Beginning in April 2027, estates will include pensions in the computation of inheritance taxes. In the 2024 Autumn Budget, chancellor Rachel Reeves first announced the policy, and this is the result of a government consultation on it.
There is now confirmation that the executors of the estate, also referred to as personal representatives, will be responsible for locating all of those pensions. Choosing a family member as an executor, as many people do, may leave your loved ones to play detective.
The government is still requiring them to pay any inheritance tax bill within six months, so they won't have much time to find all the unused savings. If the deadline is missed, there will be fines ranging from 100 to 3,200.
"Bereaved families have a significant administrative burden," stated Rachel Vahey, AJ Bell's head of public policy. It may not be easy to pay the inheritance tax bill right away because many people have complicated financial situations, particularly those who pass away suddenly," she continued.
Beneficiaries may be able to use other estate assets to cover the entire IHT bill, which could speed up the settlement process. However, even with the new regulations, it is still far from an easy process.

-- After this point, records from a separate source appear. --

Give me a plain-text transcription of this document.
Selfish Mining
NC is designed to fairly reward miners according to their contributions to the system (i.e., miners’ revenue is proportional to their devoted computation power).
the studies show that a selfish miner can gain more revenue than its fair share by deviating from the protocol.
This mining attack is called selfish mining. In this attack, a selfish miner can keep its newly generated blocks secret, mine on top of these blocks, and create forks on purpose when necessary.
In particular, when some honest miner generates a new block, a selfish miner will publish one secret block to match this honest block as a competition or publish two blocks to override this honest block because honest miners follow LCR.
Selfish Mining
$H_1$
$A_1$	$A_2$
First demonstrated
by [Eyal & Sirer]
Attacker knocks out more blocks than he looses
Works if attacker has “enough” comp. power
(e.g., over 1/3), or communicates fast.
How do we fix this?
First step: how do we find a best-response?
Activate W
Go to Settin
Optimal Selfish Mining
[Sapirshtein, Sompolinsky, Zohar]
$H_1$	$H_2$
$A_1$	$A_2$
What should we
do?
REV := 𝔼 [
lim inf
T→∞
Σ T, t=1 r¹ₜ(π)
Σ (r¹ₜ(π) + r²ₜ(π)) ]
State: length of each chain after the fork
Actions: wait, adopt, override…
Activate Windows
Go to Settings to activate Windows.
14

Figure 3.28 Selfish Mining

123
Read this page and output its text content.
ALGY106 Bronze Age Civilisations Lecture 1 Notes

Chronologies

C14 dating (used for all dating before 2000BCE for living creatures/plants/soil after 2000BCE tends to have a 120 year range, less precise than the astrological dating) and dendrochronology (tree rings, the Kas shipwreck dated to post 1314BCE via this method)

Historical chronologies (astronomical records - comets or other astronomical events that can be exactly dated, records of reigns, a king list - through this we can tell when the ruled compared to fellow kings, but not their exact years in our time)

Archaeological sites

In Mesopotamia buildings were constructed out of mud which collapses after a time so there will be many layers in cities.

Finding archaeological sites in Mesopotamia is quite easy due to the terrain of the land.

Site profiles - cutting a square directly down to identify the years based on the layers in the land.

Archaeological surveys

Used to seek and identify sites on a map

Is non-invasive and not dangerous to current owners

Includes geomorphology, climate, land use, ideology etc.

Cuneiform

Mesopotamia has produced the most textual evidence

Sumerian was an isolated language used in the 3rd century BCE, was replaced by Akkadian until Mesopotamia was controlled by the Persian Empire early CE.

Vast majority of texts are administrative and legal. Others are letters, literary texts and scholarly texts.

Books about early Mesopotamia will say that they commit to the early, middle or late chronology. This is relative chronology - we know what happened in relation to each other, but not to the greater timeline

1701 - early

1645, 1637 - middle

Vahey stated that "the addition of unspent pension funds into the IHT liable assets will still cause additional complexity and confusion for bereaved and grieving families."
"This feels like HMRC is doubling down by giving the bereaved even more issues to deal with, rather than sparing them from a grueling process.
In separate articles, we examine strategies for lowering your IHT bill and avoiding inheritance tax entirely.
How to get your estate ready for changes to the pension inheritance tax rule.
To ensure that your loved ones or the executor have a less stressful time managing your estate after your death, it is best to get ahead of the upcoming changes now.
In order to prevent inheritance tax pension paperwork headaches, former pension minister Steve Webb, who is currently a partner at pension consultancy LCP, shared his three best tips.
1) Preserve your documents.
In this manner, there's a chance that a loved one who has to handle your affairs after you're gone will be able to identify the pension plans you were a part of and know your policy numbers to make it simpler to locate them.
2) Make a pension identification document of your own.
Some people go one step further and create a brief, easily accessible document that provides their executor and heirs with important details about all of their financial matters.
A helpful template document called When I'm Gone, developed by pension provider Royal London, enables users to include a variety of financial details, along with funeral preferences, the location of their will, and other crucial information.
3) Take into account a power of attorney for finances.
Now is a good time to establish a financial power of attorney. Because you will be handling someone else's estate before you have probate, financial institutions might be reluctant to provide you with any information at all.
However, you can sometimes get the deceased to be much more cooperative with you if you can demonstrate that you already had a financial power of attorney for them.
What your executors must do after your death.
Finding all of the pensions will be the first step under the new pension and inheritance tax regime.
"In theory, you need to get in touch with all the pension providers and plans, but the defined contribution or pot of money pensions are the most important," Webb stated.
These are often administered by well-known insurance companies, so if there is no documentation, Webb advises looking at bank statements for things like one-time withdrawals (from a drawdown account, for example) or (for younger deaths) regular direct debits to collect premiums.
They should be contacted if the person had a financial advisor. They ought to have a complete picture.
Webb noted that HMRC has committed to providing information and guidance for executors regarding the necessary actions as the new policy's implementation date approaches, which is set for April 2027.
Webb stated, "HMRC has also promised a number of online tools and calculators, so you won't actually have to figure things out for yourself. You just need to enter the facts, and they'll apply the rules and figure out what's due (if anything) and from whom."
An IHT bill is generally unlikely, but you should still collect all the information to be sure.